Additional file 1: Fig. S4 shows examples of forecasts made for Manchester University NHS Foundation Trust for the three individual models (time series ensemble, ARIMA regression with 7-day lagged cases as a predictor, and the case-convolution), plus the mean-ensemble of these, and the baseline model of no change.

Calibration and sharpness

The empirical coverage of models was generally lower than the nominal coverage of the prediction intervals (Fig. 2A and Table S5); the only exception to this is the 50% prediction interval of the time series ensemble, which has empirical coverage of 53% and 54% for a 7- and 14-day horizon, respectively. The ARIMA model has the worst coverage for all forecast horizons as a result of producing overly sharp (narrow) forecasts (sharpness at a 14-day horizon of 0.97, compared to 2.85 for the baseline and 1.57 for the mean-ensemble; Table S5).
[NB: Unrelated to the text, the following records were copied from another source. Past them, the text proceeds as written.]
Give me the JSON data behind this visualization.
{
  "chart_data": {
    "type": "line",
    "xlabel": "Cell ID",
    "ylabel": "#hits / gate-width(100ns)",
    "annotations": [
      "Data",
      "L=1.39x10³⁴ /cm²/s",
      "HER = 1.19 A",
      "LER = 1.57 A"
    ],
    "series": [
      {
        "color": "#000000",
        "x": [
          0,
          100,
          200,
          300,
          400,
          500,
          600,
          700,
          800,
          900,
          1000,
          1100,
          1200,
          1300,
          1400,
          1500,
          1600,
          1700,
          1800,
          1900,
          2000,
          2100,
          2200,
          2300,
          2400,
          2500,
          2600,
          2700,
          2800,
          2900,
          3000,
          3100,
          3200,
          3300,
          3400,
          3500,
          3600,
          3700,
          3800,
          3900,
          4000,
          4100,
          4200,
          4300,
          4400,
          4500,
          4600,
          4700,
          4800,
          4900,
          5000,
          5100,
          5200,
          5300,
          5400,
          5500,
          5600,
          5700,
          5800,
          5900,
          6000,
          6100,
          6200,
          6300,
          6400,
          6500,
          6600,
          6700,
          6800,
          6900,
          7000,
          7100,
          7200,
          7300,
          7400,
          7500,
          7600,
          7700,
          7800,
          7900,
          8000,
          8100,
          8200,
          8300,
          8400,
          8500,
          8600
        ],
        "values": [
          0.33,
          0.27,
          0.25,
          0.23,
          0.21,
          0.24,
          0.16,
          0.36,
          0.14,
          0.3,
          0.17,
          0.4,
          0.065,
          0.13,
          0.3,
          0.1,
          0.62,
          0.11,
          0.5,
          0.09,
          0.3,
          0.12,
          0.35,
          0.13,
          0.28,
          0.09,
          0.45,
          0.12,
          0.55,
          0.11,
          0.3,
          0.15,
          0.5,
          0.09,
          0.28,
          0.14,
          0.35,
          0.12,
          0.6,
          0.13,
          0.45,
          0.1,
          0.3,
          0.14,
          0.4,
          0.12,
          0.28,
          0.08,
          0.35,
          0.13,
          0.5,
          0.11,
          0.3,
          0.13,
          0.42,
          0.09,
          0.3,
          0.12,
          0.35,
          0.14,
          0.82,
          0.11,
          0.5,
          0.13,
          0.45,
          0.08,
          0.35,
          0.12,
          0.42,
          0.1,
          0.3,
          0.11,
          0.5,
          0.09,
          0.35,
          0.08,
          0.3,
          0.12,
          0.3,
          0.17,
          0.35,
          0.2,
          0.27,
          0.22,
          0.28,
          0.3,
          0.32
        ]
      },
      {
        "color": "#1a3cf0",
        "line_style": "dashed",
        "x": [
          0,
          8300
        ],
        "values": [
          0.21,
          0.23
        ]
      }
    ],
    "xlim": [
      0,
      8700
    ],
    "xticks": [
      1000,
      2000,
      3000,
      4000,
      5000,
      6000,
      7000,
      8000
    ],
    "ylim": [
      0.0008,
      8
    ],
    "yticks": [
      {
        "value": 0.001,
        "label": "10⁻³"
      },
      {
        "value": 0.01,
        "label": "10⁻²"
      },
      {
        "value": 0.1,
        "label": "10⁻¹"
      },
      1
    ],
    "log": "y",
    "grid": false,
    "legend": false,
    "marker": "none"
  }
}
Although its constituent models are not particularly well-calibrated, the mean-ensemble still has comparatively good empirical coverage: for a 14-day horizon, it has empirical coverage of 0.46 and 0.76 for the 50% and 90% prediction intervals, respectively.

Fig. 2
figure 2

Overall forecasting performance of forecasting models. A Empirical coverage of 50% and 90% prediction intervals for 1-14 days forecast horizon. The dashed line indicates the target coverage level (50% or 90%). B Relative weighted interval score (rWIS) by forecast horizon (7 and 14 days). C Distribution of WIS rankings across all 7701 targets; for each target, rank 1 is assigned to the model with the lowest relative WIS (rWIS) and rank 5 to the model with the highest rWIS

Overall forecast accuracy

For a 7-day forecast horizon, the time series ensemble and ARIMA regression model use observed data only (hospital admissions, plus confirmed COVID-19 cases in the ARIMA regression model). Both models outperformed the baseline (rWIS = 1.06 and 1.05, respectively, compared to 1.26 for the baseline; Fig. 2B, Table S5). The convolution model uses a combination of true and forecast COVID-19 cases, yet was still the best-performing individual model at this horizon (rWIS = 1.00). However, the mean-ensemble clearly outperformed all models and made 29% less probabilistic error than the baseline model (sWIS = 0.90).

For a 14-day forecast horizon, only the time series ensemble uses exclusively observed data (hospital admissions); both the ARIMA regression model and the convolution model use forecast COVID-19 cases. Whilst the relative accuracy of all models decreased (sWIS increases) over a longer horizon (Table S5), the decline in performance was most substantial for the convolution model, which now performed worse than baseline (rWIS = 1.23 compared to 1.13 for the baseline). Despite the worse performance of one of its constituent models, the mean-ensemble still performed well, making 24% less probabilistic error than the baseline model (rWIS = 0.86).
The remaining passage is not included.